Elon Musk Consolidates xAI Into SpaceX to Form Trillion-Dollar Company

The founder claims the combined company will be able to launch a million tons of satellites into orbit to power Earth-based AI applications.

Written by Ashley Bowden
Published on Feb. 03, 2026
Elon Musk pictured
Photo Shutterstock
REVIEWED BY
Rose Velazquez | Feb 03, 2026

Elon Musk is officially consolidating his aerospace and artificial intelligence companies in the interest of cost-efficiency. The founder announced on Monday that SpaceX acquired xAI, a move that created the single most valuable privately owned company in the world, worth over $1 trillion, according to reporting by The New York Times.

Following the merger of social media platform X into AI company xAI, this acquisition serves to provide further financial cushion for Musk’s businesses amid the heightening costs of their AI-focused goals, the NYTimes article mentioned. The new company’s portfolio now encompasses the Grok chatbot, a social media platform and rockets.

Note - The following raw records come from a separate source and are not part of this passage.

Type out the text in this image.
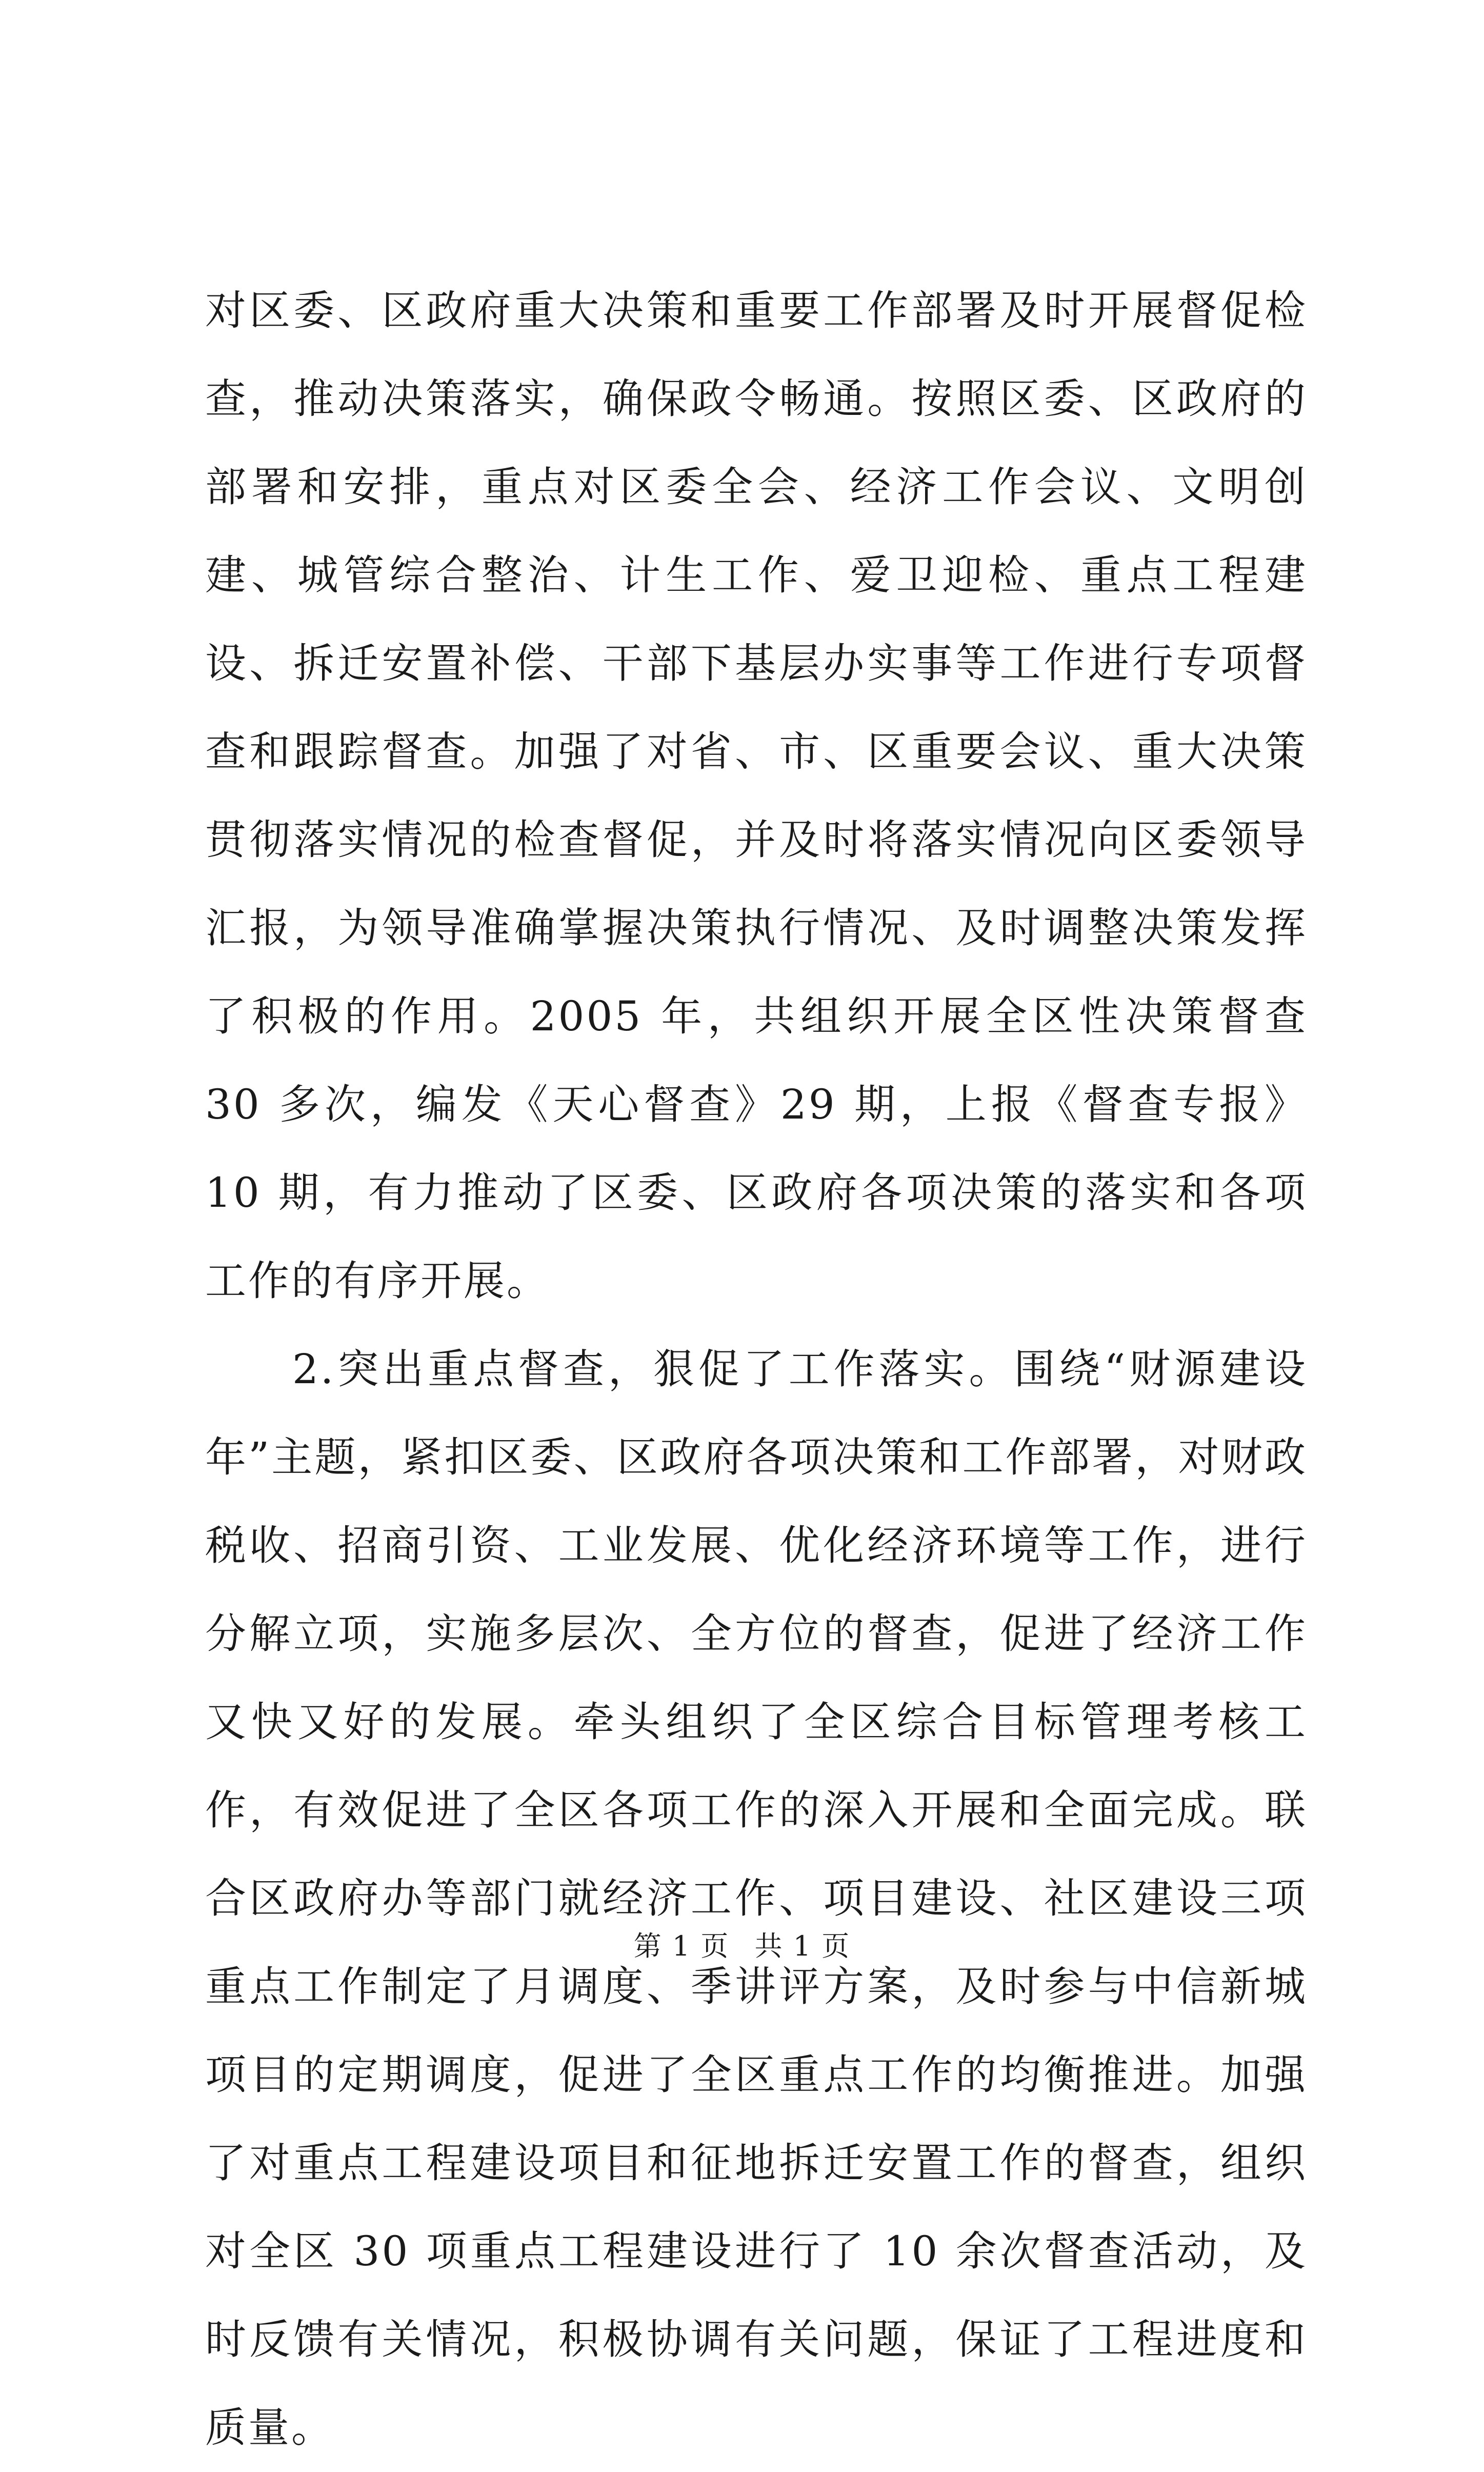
对区委、区政府重大决策和重要工作部署及时开展督促检查，推动决策落实，确保政令畅通。按照区委、区政府的部署和安排，重点对区委全会、经济工作会议、文明创建、城管综合整治、计生工作、爱卫迎检、重点工程建设、拆迁安置补偿、干部下基层办实事等工作进行专项督查和跟踪督查。加强了对省、市、区重要会议、重大决策贯彻落实情况的检查督促，并及时将落实情况向区委领导汇报，为领导准确掌握决策执行情况、及时调整决策发挥了积极的作用。2005 年，共组织开展全区性决策督查 30 多次，编发《天心督查》29 期，上报《督查专报》10 期，有力推动了区委、区政府各项决策的落实和各项工作的有序开展。

2.突出重点督查，狠促了工作落实。围绕“财源建设年”主题，紧扣区委、区政府各项决策和工作部署，对财政税收、招商引资、工业发展、优化经济环境等工作，进行分解立项，实施多层次、全方位的督查，促进了经济工作又快又好的发展。牵头组织了全区综合目标管理考核工作，有效促进了全区各项工作的深入开展和全面完成。联合区政府办等部门就经济工作、项目建设、社区建设三项重点工作制定了月调度、季讲评方案，及时参与中信新城项目的定期调度，促进了全区重点工作的均衡推进。加强了对重点工程建设项目和征地拆迁安置工作的督查，组织对全区 30 项重点工程建设进行了 10 余次督查活动，及时反馈有关情况，积极协调有关问题，保证了工程进度和质量。

第 1 页 共 1 页
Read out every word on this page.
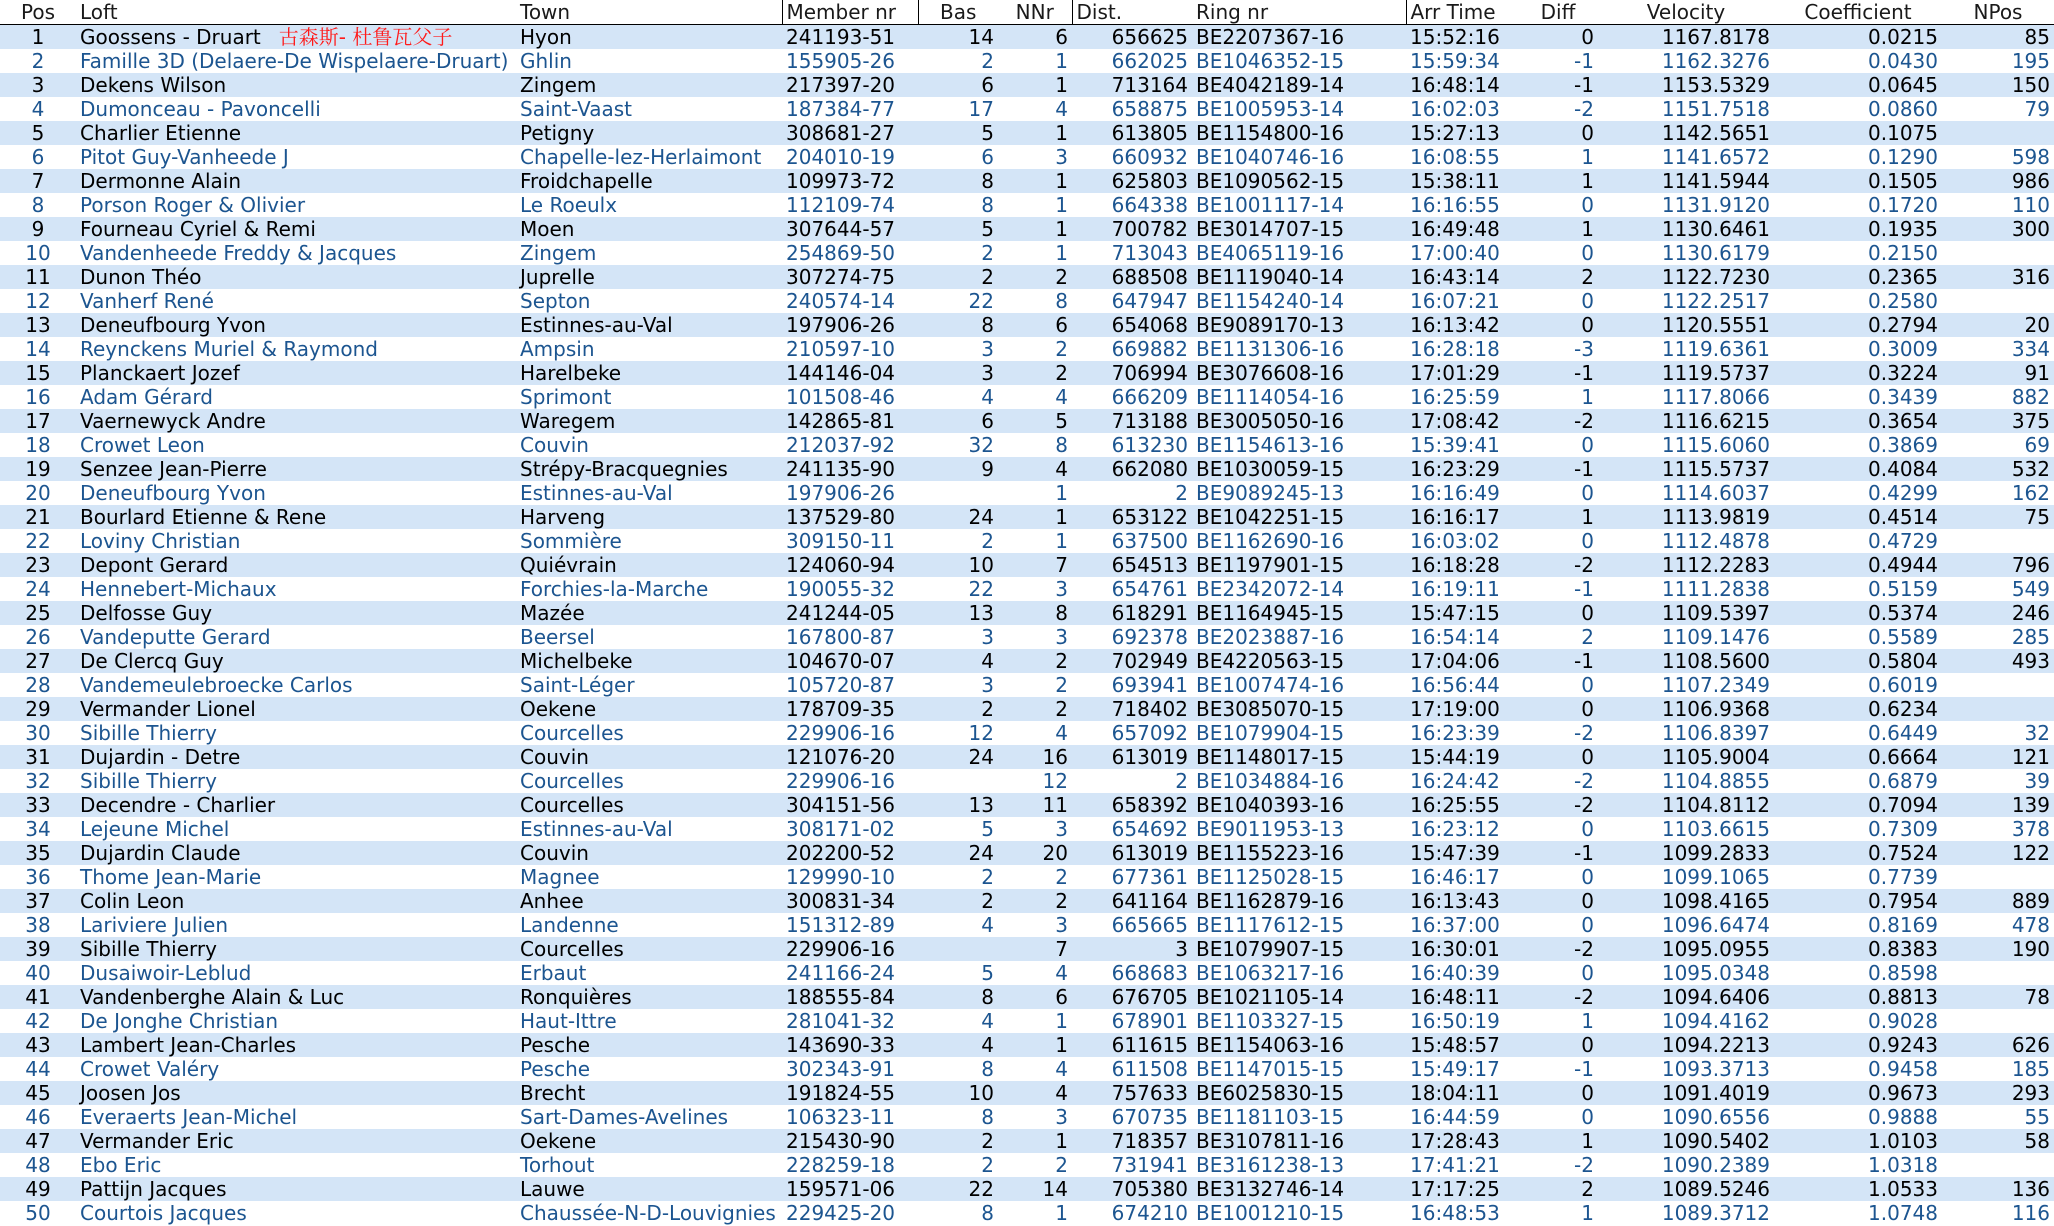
Pos	Loft	Town	Member nr	Bas	NNr	Dist.	Ring nr	Arr Time	Diff	Velocity	Coefficient	NPos
1	Goossens - Druart 古森斯- 杜鲁瓦父子	Hyon	241193-51	14	6	656625	BE2207367-16	15:52:16	0	1167.8178	0.0215	85
2	Famille 3D (Delaere-De Wispelaere-Druart)	Ghlin	155905-26	2	1	662025	BE1046352-15	15:59:34	-1	1162.3276	0.0430	195
3	Dekens Wilson	Zingem	217397-20	6	1	713164	BE4042189-14	16:48:14	-1	1153.5329	0.0645	150
4	Dumonceau - Pavoncelli	Saint-Vaast	187384-77	17	4	658875	BE1005953-14	16:02:03	-2	1151.7518	0.0860	79
5	Charlier Etienne	Petigny	308681-27	5	1	613805	BE1154800-16	15:27:13	0	1142.5651	0.1075	
6	Pitot Guy-Vanheede J	Chapelle-lez-Herlaimont	204010-19	6	3	660932	BE1040746-16	16:08:55	1	1141.6572	0.1290	598
7	Dermonne Alain	Froidchapelle	109973-72	8	1	625803	BE1090562-15	15:38:11	1	1141.5944	0.1505	986
8	Porson Roger & Olivier	Le Roeulx	112109-74	8	1	664338	BE1001117-14	16:16:55	0	1131.9120	0.1720	110
9	Fourneau Cyriel & Remi	Moen	307644-57	5	1	700782	BE3014707-15	16:49:48	1	1130.6461	0.1935	300
10	Vandenheede Freddy & Jacques	Zingem	254869-50	2	1	713043	BE4065119-16	17:00:40	0	1130.6179	0.2150	
11	Dunon Théo	Juprelle	307274-75	2	2	688508	BE1119040-14	16:43:14	2	1122.7230	0.2365	316
12	Vanherf René	Septon	240574-14	22	8	647947	BE1154240-14	16:07:21	0	1122.2517	0.2580	
13	Deneufbourg Yvon	Estinnes-au-Val	197906-26	8	6	654068	BE9089170-13	16:13:42	0	1120.5551	0.2794	20
14	Reynckens Muriel & Raymond	Ampsin	210597-10	3	2	669882	BE1131306-16	16:28:18	-3	1119.6361	0.3009	334
15	Planckaert Jozef	Harelbeke	144146-04	3	2	706994	BE3076608-16	17:01:29	-1	1119.5737	0.3224	91
16	Adam Gérard	Sprimont	101508-46	4	4	666209	BE1114054-16	16:25:59	1	1117.8066	0.3439	882
17	Vaernewyck Andre	Waregem	142865-81	6	5	713188	BE3005050-16	17:08:42	-2	1116.6215	0.3654	375
18	Crowet Leon	Couvin	212037-92	32	8	613230	BE1154613-16	15:39:41	0	1115.6060	0.3869	69
19	Senzee Jean-Pierre	Strépy-Bracquegnies	241135-90	9	4	662080	BE1030059-15	16:23:29	-1	1115.5737	0.4084	532
20	Deneufbourg Yvon	Estinnes-au-Val	197906-26		1	2	BE9089245-13	16:16:49	0	1114.6037	0.4299	162
21	Bourlard Etienne & Rene	Harveng	137529-80	24	1	653122	BE1042251-15	16:16:17	1	1113.9819	0.4514	75
22	Loviny Christian	Sommière	309150-11	2	1	637500	BE1162690-16	16:03:02	0	1112.4878	0.4729	
23	Depont Gerard	Quiévrain	124060-94	10	7	654513	BE1197901-15	16:18:28	-2	1112.2283	0.4944	796
24	Hennebert-Michaux	Forchies-la-Marche	190055-32	22	3	654761	BE2342072-14	16:19:11	-1	1111.2838	0.5159	549
25	Delfosse Guy	Mazée	241244-05	13	8	618291	BE1164945-15	15:47:15	0	1109.5397	0.5374	246
26	Vandeputte Gerard	Beersel	167800-87	3	3	692378	BE2023887-16	16:54:14	2	1109.1476	0.5589	285
27	De Clercq Guy	Michelbeke	104670-07	4	2	702949	BE4220563-15	17:04:06	-1	1108.5600	0.5804	493
28	Vandemeulebroecke Carlos	Saint-Léger	105720-87	3	2	693941	BE1007474-16	16:56:44	0	1107.2349	0.6019	
29	Vermander Lionel	Oekene	178709-35	2	2	718402	BE3085070-15	17:19:00	0	1106.9368	0.6234	
30	Sibille Thierry	Courcelles	229906-16	12	4	657092	BE1079904-15	16:23:39	-2	1106.8397	0.6449	32
31	Dujardin - Detre	Couvin	121076-20	24	16	613019	BE1148017-15	15:44:19	0	1105.9004	0.6664	121
32	Sibille Thierry	Courcelles	229906-16		12	2	BE1034884-16	16:24:42	-2	1104.8855	0.6879	39
33	Decendre - Charlier	Courcelles	304151-56	13	11	658392	BE1040393-16	16:25:55	-2	1104.8112	0.7094	139
34	Lejeune Michel	Estinnes-au-Val	308171-02	5	3	654692	BE9011953-13	16:23:12	0	1103.6615	0.7309	378
35	Dujardin Claude	Couvin	202200-52	24	20	613019	BE1155223-16	15:47:39	-1	1099.2833	0.7524	122
36	Thome Jean-Marie	Magnee	129990-10	2	2	677361	BE1125028-15	16:46:17	0	1099.1065	0.7739	
37	Colin Leon	Anhee	300831-34	2	2	641164	BE1162879-16	16:13:43	0	1098.4165	0.7954	889
38	Lariviere Julien	Landenne	151312-89	4	3	665665	BE1117612-15	16:37:00	0	1096.6474	0.8169	478
39	Sibille Thierry	Courcelles	229906-16		7	3	BE1079907-15	16:30:01	-2	1095.0955	0.8383	190
40	Dusaiwoir-Leblud	Erbaut	241166-24	5	4	668683	BE1063217-16	16:40:39	0	1095.0348	0.8598	
41	Vandenberghe Alain & Luc	Ronquières	188555-84	8	6	676705	BE1021105-14	16:48:11	-2	1094.6406	0.8813	78
42	De Jonghe Christian	Haut-Ittre	281041-32	4	1	678901	BE1103327-15	16:50:19	1	1094.4162	0.9028	
43	Lambert Jean-Charles	Pesche	143690-33	4	1	611615	BE1154063-16	15:48:57	0	1094.2213	0.9243	626
44	Crowet Valéry	Pesche	302343-91	8	4	611508	BE1147015-15	15:49:17	-1	1093.3713	0.9458	185
45	Joosen Jos	Brecht	191824-55	10	4	757633	BE6025830-15	18:04:11	0	1091.4019	0.9673	293
46	Everaerts Jean-Michel	Sart-Dames-Avelines	106323-11	8	3	670735	BE1181103-15	16:44:59	0	1090.6556	0.9888	55
47	Vermander Eric	Oekene	215430-90	2	1	718357	BE3107811-16	17:28:43	1	1090.5402	1.0103	58
48	Ebo Eric	Torhout	228259-18	2	2	731941	BE3161238-13	17:41:21	-2	1090.2389	1.0318	
49	Pattijn Jacques	Lauwe	159571-06	22	14	705380	BE3132746-14	17:17:25	2	1089.5246	1.0533	136
50	Courtois Jacques	Chaussée-N-D-Louvignies	229425-20	8	1	674210	BE1001210-15	16:48:53	1	1089.3712	1.0748	116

SpaceX claims this move is aimed at helping the company develop space-based data centers that will harness energy directly from the sun via satellites to power AI-driven applications on Earth. Starting this year, the combined company plans to launch V3 Starlink satellites into orbit with its Starship rocket, with plans to ramp up to launching as much as 1 million tons of satellites per year.

The idea is that since global electricity demand for AI cannot be met without harming communities or the environment, this will add 100 gigawatts of AI compute capacity annually, granting companies a more cost-efficient way of training their AI models and processing data. 

“My estimate is that within two to three years, the lowest cost way to generate AI compute will be in space,” SpaceX founder Elon Musk wrote in a company blog. “This cost-efficiency alone will enable innovative companies to forge ahead in training their AI models and processing data at unprecedented speeds and scales, accelerating breakthroughs in our understanding of physics and invention of technologies to benefit humanity.”

The new constellation of satellites will be designed for sustainability and follow the same operational strategies that have proven successful for SpaceX’s existing broadband satellite systems, including their end-of-life-disposal process.